Para pembaru Islam yang ada di seluruh pelosok dunia memiliki corak pemikiran masing-masing namun permasalahan yang dihadapi cenderung sama yaitu ketertinggalan umat Islam dari umat-umat lain. Relasi antara para pembaru Islam di Indonesia dengan para pembaru Islam di Timur Tengah saling menginspirasi satu sama lain. Para pembaru Islam di Indonesia terinspirasi dari para pembaru Islam dan sebaliknya.
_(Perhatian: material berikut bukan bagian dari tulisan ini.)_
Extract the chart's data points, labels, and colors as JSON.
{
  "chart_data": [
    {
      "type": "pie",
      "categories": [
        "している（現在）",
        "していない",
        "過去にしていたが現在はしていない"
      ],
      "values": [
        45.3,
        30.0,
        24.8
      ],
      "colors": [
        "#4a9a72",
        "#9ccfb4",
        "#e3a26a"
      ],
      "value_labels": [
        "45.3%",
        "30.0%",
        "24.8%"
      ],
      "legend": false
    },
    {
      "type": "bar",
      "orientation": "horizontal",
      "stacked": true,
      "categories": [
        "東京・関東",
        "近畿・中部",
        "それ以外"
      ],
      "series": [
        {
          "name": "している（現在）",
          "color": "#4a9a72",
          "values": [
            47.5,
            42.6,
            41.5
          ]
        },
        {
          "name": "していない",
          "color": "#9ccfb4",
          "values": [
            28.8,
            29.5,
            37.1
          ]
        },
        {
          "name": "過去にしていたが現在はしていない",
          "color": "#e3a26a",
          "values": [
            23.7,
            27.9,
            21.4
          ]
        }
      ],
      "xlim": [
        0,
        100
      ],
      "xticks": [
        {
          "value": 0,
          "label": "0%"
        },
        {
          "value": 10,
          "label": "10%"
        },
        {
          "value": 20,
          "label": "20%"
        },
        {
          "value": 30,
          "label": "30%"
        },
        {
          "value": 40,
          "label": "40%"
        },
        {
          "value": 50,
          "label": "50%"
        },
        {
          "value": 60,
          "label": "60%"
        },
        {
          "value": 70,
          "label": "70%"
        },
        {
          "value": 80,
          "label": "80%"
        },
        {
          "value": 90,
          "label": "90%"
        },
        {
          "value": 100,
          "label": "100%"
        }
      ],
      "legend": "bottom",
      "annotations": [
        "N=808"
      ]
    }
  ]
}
Wallahu a‘lamu bi ‘l-shawab
* Tulisan ini telah dimuat di Pendar Pena Nomor 9, Tahun 1, Agustus 2008
2 comments:
gerakan pembaruan dari minangkabau menyebar ke tanah jawa, termasuk dengan mendirikan banyak cabang muhamadiyah sebagai salah satu institusi representasi pembaruan islam, sampai hari ini gerakan pembaruan selalu mengalami "pembaruan"nya sendiri mengikuti kemajuan konteks... saya menyesal dengan Persis yang sekarang banyak menyebar di jawa barat, kenapa institusi pembaruan islam ini kurang melakukan "pembaruan", jika tidak dikatakan sama sekali? tanggapannya bung Dida?
yandi
saya memang tidak dibesarkan dalam tradisi Persis, Kang. namun, saya ingin menanggapi. menurut saya, organisasi keagamaan di Indonesia harus menyesuaikan gerakan dengan semangat jaman. dalam pandangan saya, NU dan Muhammadiyah relatif berhasil dalam hal ini. mereka mampu melahirkan kader-kader yang bisa memberikan penyegaran pemikiran di Indonesia. mereka juga bisa meninggalkan isu2 lama yang memang tidak relevan lagi dengan jaman sekarang. dulu mereka berdebat dalam soal ziarah kubur, sekarang mereka meninggalkan perdebatan tersebut.